La naissance du nourrisson est un moment qu’une éleveuse ressent forcément de manière émotionnelle. La brebis s’allonge sur le flanc, le cou dressé (ce qui la fait ressembler à un alpaga) pour tendre ses muscles. Quelques contractions suffisent à expulser le petit, mais s’il a une grosse tête, la mère redouble d’efforts pour lui faire passer le col. Quand elle ahane avec concentration, c’est signe qu’elle accepte une aide providentielle. L’empathie féminine incite à l’encourager tout haut. « Vas-y, pousse! » ou « Courage, un dernier effort! À trois, tu pousses et moi je tire! ». Une fois que la tête est passée, le corps du nouveau-né glisse tout seul, ressemblant à un chat noyé.
L’émotion de l’enfantement est irrésistible, c’est sans doute le moment de partage le plus intense. L’occasion d’une connexion avec chaque brebis individuellement, ce qui est rare dans la relation au troupeau. C’est aussi un corps à corps sensuel: la brebis a un métabolisme rond et chaud, ses mamelles sont douces, les fluides organiques tièdes et visqueux, son trouble émotionnel palpable.
Les agneaux vont roupiller pendant trois jours, blottis dans un coin chaud. Puis au fil de leur croissance, ils s’enhardissent, s’aventurent et prennent du coffre pour appeler très foooooooort leur maman. Ils font des bonds sur place en découvrant qu’ils ont des pattes, puis des cabrioles avec leurs congénères qui ont aussi des pattes! Après quelques jours d’un comportement protecteur qui les aura épuisées, les jeunes mères vont se reconnecter elles-aussi avec leur amies, sœurs, et mères, qui traversent justement le même stade de maternité, au jour près!
Comment une telle synchronisation est-elle possible? Les brebis ayant des affinités restent toujours ensemble et se font saillir en même temps. Elles mettront bas côte à côte et leurs agnelles, élevées ensemble, nourriront également une amitié, qui augmentera les chances qu’elles se fassent saillir en même temps devenues grandes, etc … Ce sont ces fils relationnels invisibles qui tissent la cohésion du troupeau.
L’hiver se déroule dans cette ambiance de jardin d’enfant, dans lequel il est courant de voir un tout petit materné se faire renverser par un « voleur de mamelle » en quête d’une mère qui fera aimablement semblant de ne pas remarquer qu’elle se fait téter par un gavroche effronté…

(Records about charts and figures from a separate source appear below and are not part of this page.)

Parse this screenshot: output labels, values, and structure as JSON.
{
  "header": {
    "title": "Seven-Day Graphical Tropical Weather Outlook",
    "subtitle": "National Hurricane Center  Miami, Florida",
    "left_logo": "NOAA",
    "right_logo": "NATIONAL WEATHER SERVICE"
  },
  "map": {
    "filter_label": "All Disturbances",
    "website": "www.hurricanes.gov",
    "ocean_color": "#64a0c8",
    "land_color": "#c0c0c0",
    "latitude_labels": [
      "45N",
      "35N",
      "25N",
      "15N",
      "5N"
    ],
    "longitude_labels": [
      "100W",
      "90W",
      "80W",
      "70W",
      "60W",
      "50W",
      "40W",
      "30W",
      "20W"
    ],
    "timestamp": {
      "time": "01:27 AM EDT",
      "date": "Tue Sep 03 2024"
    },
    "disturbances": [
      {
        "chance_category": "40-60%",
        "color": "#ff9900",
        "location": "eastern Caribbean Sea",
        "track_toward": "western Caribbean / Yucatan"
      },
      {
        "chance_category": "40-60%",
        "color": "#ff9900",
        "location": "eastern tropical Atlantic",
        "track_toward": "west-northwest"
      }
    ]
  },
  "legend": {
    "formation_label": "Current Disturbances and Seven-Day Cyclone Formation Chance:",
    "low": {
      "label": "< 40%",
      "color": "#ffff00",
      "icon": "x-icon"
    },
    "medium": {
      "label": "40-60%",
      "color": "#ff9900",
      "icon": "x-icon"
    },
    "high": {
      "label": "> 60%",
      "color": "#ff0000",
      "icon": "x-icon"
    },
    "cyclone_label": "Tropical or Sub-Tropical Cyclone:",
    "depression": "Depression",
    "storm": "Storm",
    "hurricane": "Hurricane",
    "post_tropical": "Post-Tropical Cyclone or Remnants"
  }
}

Ou par un « superhéros » avec une cape nouée – en fait un orphelin en cours d’adoption déguisé avec la peau d’un agneau mort afin que sa nouvelle maman l’accepte, persuadée de voir son chérubin ressuscité! Ne pas oublier d’enlever la cape au bout de quelques jours, elle finit par ressembler à un vieux parchemin de couenne grillée …
Tous ces échanges nourrissent une relation bien plus riche et drôle que la grégarité de cet animal ne le laisse penser. Bref, y’a de la joie!